Let me be clear: I am not issuing a blanket excuse for infidelity, which I really do believe is one of the most painful things that one human being can do to another. But I find the self-righteous media circus surrounding Edwards’ affair sickening, naive, disingenuous, and grossly exploitative. Did we not learn this lesson back in 1998? It’s deja vu all over again.

It’ll almost make you lose faith in humanity. Thank god for Zhang Yimou.

5 comments on “Say It Ain’t So, John

  1. I’m not surprised. Edwards strikes me as exactly the kind of populist who is at least partly motivated by an open erotic affection for people, and when your wife is sick there’re fewer acceptable outlets for that passion. This is neither good nor bad, but he’s finished as a politician. Last time I checked he’s not any sort of politician anyway, so I’m curious why it’s even an issue… except perhaps because it allows Democrats to harp on McCain’s affairs, and nobody wants to think about a war between Russia and Georgia.

  2. OK, I confess, seven years ago, I cheated on my girlfriend. Damn, now I’ll never be president.

    Actually, I’m going to have to take strong issue with your statement that infidelity is one of the most painful things one human being can do to another. Really? Murder? Rape? Economic exploitation? In my view, the real violence is in the social order that demands a monogymous nuclear family, persecutes people who don’t fulfill that role, and demands that we all subscribe to some crackpot theory about true, everlasting love. What a load of horse manure. Why would any sane person want any of that?

    I’ve known people who cheated on their spouses. It’s bad, for sure, don’t get me wrong, and they all feel that badness, but it’s no big thing, it seems to me, unless there are children. That makes the ethical issue much more complicated and deep.

  3. Doctor J says:

    Booga, I answered you in a whole separate post. You’re welcome.

  4. Ammon Allred says:

    The real celebrity thing that I fell for with John and Elizabeth both is that I fell for them both personally. I am embarrassed to admit that I am deeply, deeply saddened by this story (as compared with Eliot Spitzer, another politician who I still like qua politician —- who actually broke the law, but furnished us all with no end of amusement).

    I haven’t read Dr.
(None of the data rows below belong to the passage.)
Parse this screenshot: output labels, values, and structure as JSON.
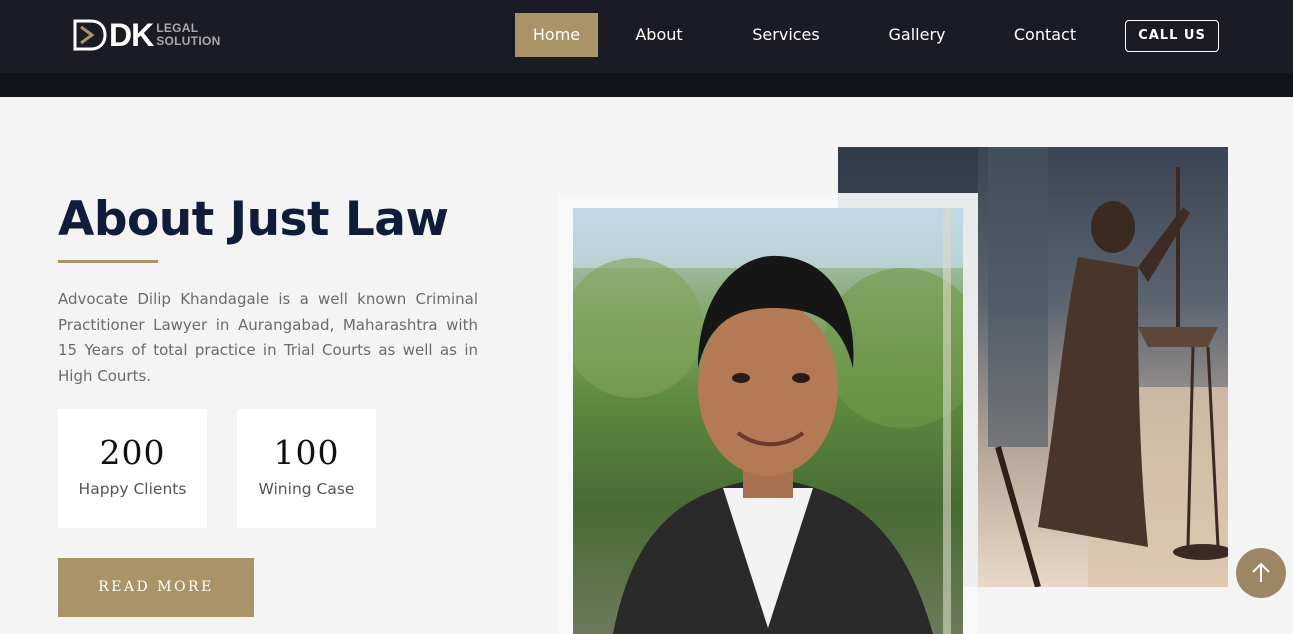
{
  "header": {
    "logo": {
      "mark": "DK",
      "line1": "LEGAL",
      "line2": "SOLUTION"
    },
    "nav": [
      {
        "label": "Home",
        "active": true
      },
      {
        "label": "About",
        "active": false
      },
      {
        "label": "Services",
        "active": false
      },
      {
        "label": "Gallery",
        "active": false
      },
      {
        "label": "Contact",
        "active": false
      }
    ],
    "call_label": "CALL US"
  },
  "about": {
    "title": "About Just Law",
    "description": "Advocate Dilip Khandagale is a well known Criminal Practitioner Lawyer in Aurangabad, Maharashtra with 15 Years of total practice in Trial Courts as well as in High Courts.",
    "stats": [
      {
        "value": "200",
        "label": "Happy Clients"
      },
      {
        "value": "100",
        "label": "Wining Case"
      }
    ],
    "read_more_label": "READ MORE"
  },
  "images": {
    "front": "advocate-portrait-photo",
    "back": "lady-justice-statue-photo"
  },
  "colors": {
    "accent": "#ab9368",
    "header_bg": "#1b1b26",
    "title": "#0f1d3a",
    "page_bg": "#f4f4f4"
  },
  "icons": {
    "scroll_top": "arrow-up-icon"
  }
}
J.’s response post (nor will I soon, since I’m way behind on the blogosphere), but I would only partially agree (and probably mostly disagree with) boogaface and partially disagree (and probably mostly agree with) and assert that infidelity can be one of the most painful things that we do to one another, but it depends on the relationship (I’ve already been called to the carpet earlier for my feelings about the Clintons, but its hard to imagine that they’ve ever had the sort of marriage where infidelity was a wildly unexpected violation of trust; to say nothing of Leopold and Molly Bloom. I think Kundera wrote somewhere that much of the dynamics of any relationship is established in its early days and I imagine that the relative emotional value of certain acts is established then also. But I am digressing. . .

    I totally agree with you Dr. J. that this wouldn’t change whether or not I’d vote for him (as Spitzer’s shennanigans probably would have).

    Nor do I want to defend Edwards, but I do have to give him props on one point. In part of his mea culpa, he said something to the effect of “While running for president I convinced myself that I was special and surrounded myself with people who thought I was special and I become narcissistic and egotistical.” Now, as a description of a state of one’s psyche that divorces oneself from one’s agency, it fits into the exculpatory pattern of meae culpae everywhere. But as a self-description of what must go through the heads of people willing to participate in modern public discourse (as a self-description of the particular quality of hubris in a celebrity-driven world), it seems right on the money.

  5. Doctor J says:

    Ideas Man,

    I completely agree with you about Edwards’ “narcissitic and egotistical” self-evaluation. Because I really like the guy, I am inclined to believe that this was a genuine insight on his part and not so much an attempt to manipulate the story. Either way, though, it’s probably one of the truest and most enlightened things that has been said in the entire campaign season.